L’indagine è stata presentata nell’ambito della quarta edizione di #PerchéSì, il contest e hackathon ideato e sviluppato da Sanofi in collaborazione con la scuola Holden e il patrocinio di ben tre società scientifiche – Sip, Società italiana di Pediatria, SitI, Società italiana di Igiene, Medicina Preventiva e Sanità Pubblica e Sin, Società italiana di neonatologia – a supporto di una comunicazione corretta ed efficace in tema di prevenzione, che quest’anno sarà dedicata alle patologie da RSV. Si tratta di un’iniziativa che sta coinvolgendo, con un vero e proprio approccio di co-creazione, gruppi multidisciplinari composti da genitori, pediatri, igienisti e comunicatori per sviluppare insieme campagne di comunicazione volte a favorire l’informazione sul tema dell’RSV. Le campagne realizzate dai diversi gruppi saranno valutate da una giuria di esperti e i vincitori saranno premiati in un evento che si terrà il 9 novembre. #Perchèsì è un’iniziativa che ha il potere di andare a creare un forte impatto permettendo alle persone, genitori in primis, di essere informate con chiarezza e senza pregiudizi sui potenziali rischi dell’RSV nei primi anni di vita e sulla relativa prevenzione.
La paura dei genitori di non saper riconoscere le malattie
I genitori cercano informazioni chiare sulle malattie infettive.

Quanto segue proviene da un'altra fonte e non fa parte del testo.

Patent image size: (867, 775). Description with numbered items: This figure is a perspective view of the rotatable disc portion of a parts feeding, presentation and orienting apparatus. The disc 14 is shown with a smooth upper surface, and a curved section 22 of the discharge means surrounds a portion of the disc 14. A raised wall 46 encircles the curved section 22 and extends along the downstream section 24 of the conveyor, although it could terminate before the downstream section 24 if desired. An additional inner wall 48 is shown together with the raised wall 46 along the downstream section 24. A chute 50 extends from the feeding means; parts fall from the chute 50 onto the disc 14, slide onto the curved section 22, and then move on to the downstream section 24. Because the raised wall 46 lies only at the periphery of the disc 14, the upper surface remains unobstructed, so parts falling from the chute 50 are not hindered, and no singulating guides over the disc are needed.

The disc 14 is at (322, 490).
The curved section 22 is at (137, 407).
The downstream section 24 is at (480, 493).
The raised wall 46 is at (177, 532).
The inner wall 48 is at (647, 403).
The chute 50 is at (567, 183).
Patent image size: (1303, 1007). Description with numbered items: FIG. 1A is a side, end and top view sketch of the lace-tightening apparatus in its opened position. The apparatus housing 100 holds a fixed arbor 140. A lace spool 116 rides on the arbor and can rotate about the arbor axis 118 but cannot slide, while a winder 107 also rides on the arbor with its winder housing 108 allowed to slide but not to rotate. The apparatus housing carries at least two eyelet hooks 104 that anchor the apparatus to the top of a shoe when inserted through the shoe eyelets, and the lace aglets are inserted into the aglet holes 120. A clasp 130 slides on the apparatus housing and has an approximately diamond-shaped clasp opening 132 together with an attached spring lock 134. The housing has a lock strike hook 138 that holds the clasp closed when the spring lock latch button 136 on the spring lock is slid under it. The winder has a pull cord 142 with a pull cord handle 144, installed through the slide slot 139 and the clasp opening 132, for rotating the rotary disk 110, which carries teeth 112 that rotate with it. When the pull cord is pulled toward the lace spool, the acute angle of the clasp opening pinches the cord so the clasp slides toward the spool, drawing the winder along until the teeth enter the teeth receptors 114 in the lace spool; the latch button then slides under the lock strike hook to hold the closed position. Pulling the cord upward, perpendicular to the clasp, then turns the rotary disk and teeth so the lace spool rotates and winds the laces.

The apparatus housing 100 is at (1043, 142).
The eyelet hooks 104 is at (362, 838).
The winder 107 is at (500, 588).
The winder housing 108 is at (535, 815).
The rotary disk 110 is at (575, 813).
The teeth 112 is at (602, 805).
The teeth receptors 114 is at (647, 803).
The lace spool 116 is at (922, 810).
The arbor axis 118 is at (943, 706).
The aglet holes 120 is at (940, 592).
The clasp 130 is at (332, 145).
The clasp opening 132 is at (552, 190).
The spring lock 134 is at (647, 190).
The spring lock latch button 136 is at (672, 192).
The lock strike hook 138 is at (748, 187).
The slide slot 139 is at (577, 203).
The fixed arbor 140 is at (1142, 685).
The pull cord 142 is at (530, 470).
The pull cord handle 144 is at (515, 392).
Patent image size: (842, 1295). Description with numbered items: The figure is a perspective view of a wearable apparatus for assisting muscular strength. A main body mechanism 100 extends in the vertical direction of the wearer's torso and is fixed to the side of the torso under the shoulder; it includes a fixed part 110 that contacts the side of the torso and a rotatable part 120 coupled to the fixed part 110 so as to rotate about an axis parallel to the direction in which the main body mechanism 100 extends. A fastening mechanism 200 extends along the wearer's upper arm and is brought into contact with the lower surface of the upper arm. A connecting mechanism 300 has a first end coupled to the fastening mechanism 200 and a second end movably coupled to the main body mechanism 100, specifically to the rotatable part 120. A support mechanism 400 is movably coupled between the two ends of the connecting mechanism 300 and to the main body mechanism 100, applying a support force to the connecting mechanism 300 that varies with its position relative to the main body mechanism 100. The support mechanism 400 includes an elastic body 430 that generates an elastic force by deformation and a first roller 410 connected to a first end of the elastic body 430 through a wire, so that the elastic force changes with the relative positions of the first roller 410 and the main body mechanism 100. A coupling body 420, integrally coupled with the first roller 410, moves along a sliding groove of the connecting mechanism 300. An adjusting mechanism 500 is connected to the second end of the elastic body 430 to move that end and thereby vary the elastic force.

In seguito proprio al Covid, più di 1 neogenitore italiano su 3 (il 37 per cento) ricerca informazioni sulle malattie infettive che colpiscono i bambini da 0 a 3 anni. Solo il 10 per cento di loro, infatti, si ritiene adeguatamente informato. Oltre il 40 per cento vorrebbe avere informazioni chiare e corrette.
Il 35 per cento delle mamme vorrebbe ricevere queste informazioni già in gravidanza o durante il corso preparto e un elemento di preoccupazione dei genitori riguarda la difficoltà di riconoscere le malattie stesse, in particolare rispetto alle loro manifestazioni iniziali (9%), aspetto che non permetta ai genitori di intervenire tempestivamente. E per una mamma e un papà, proteggere il proprio bambino è la priorità assoluta.